Thursday, August 09, 2012
By William Wallis and Orla Ryan in London
A Kenyan army soldier with 'Tea in Kismayo' written on his helmet prepares for the forthcoming assault
African troops plan to launch an attack on a Somali Islamist base in the port of Kismayo next month in an attempt to hasten an end to the insurgency that has troubled the region for more than 20 years, says Raila Odinga, Kenya’s prime minister.
The offensive would have started this month, Mr Odinga said in an interview with the Financial Times. However, commanders of the the African Union peacekeeping force, which will be involved in the attack alongside Kenyan troops, delayed the plan for reasons that are unclear.
Kenya invaded Somalia last year after a series of kidnappings and killings, carried out by Somali al-Shabab militants, which threatened the lucrative tourism industry.
Simultaneous offensives by Ethiopian and AU forces have been successful in driving al-Shabab from Mogadishu and other parts of Somalia.
But the port of Kismayo remains under the militants’ control.
“Our troops are ready to move. It’s going to happen because unless we capture Kismayo we cannot say we have hurt al-Shabab. It’s their main supply base,” said Mr Odinga. “They are weakened already, but as usual, a besieged enemy is like a wounded buffalo. It is more dangerous.”
Kenya which borders Somalia, has absorbed up to a million refugees from its war-torn neighbour in a tide that Mr Odinga said had severe economic and security repercussions for east Africa’s biggest economy.
Last week, a grenade attack in Nairobi killed one person – the latest in a series of assaults blamed by the Kenyan authorities on Somali Islamist militants linked to al-Qaeda.
Mr Odinga is leading opinion polls in advance of presidential elections due next March, when his historic rival and coalition partner Mwai Kibaki stands down as president. Should Mr Odinga win, he said he would ensure that Kenya played a leading role in reinforcing regional stability and encouraging economic integration.
“We will work to bring this region together. There are a lot of common problems and common interests.”
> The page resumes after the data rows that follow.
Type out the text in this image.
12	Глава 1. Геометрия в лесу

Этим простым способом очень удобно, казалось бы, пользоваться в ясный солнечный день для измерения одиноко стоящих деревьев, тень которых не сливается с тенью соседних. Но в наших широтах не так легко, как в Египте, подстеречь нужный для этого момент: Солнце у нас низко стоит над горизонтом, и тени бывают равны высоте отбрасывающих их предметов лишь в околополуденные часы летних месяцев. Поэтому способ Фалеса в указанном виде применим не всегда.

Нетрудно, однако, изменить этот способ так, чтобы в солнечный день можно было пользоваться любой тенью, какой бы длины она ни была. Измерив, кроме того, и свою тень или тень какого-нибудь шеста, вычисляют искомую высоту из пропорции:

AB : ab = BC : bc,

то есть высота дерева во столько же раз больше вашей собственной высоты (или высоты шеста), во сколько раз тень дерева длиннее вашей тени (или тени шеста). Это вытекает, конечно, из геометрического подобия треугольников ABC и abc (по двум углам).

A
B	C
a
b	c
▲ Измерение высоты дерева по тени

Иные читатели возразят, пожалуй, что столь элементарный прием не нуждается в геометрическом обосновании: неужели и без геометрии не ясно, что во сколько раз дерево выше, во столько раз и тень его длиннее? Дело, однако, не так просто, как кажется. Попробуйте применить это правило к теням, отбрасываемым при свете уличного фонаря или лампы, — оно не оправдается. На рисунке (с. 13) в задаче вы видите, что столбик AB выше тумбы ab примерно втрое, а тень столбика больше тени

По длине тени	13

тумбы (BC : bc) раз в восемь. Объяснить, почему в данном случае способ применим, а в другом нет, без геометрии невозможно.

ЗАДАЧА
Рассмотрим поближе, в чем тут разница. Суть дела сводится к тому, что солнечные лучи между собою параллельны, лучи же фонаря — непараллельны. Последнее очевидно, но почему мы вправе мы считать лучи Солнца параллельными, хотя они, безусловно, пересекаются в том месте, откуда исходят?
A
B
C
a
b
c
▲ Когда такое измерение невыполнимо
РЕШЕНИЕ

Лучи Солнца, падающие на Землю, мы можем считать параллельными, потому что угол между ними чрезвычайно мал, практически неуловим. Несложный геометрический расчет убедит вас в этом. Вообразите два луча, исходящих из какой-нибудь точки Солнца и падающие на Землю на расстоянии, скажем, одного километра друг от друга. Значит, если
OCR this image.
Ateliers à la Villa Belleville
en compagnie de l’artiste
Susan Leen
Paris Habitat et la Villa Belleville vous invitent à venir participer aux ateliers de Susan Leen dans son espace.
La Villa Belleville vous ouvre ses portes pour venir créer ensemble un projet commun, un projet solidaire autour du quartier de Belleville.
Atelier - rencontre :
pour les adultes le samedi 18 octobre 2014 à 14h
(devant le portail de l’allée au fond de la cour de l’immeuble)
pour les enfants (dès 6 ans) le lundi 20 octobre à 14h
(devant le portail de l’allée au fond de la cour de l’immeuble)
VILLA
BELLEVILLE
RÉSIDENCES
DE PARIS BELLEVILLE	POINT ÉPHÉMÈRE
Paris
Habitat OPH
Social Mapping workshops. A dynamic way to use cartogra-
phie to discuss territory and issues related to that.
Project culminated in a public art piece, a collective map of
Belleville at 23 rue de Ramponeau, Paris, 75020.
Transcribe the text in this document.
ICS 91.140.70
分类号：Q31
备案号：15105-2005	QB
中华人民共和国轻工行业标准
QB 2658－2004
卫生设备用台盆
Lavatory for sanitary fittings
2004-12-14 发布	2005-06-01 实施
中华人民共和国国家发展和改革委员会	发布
In the past week, Sudan and South Sudan have agreed on a formula for sharing oil revenues, in the first breakthrough for months in resolving that long-running conflict.
Mr Odinga said the recent discovery of oil in a part of northern Kenya bordering South Sudan had reinforced the case for a pipeline transporting oil from South Sudan’s capital, Juba, to a putative port on the Kenyan coast at Lamu.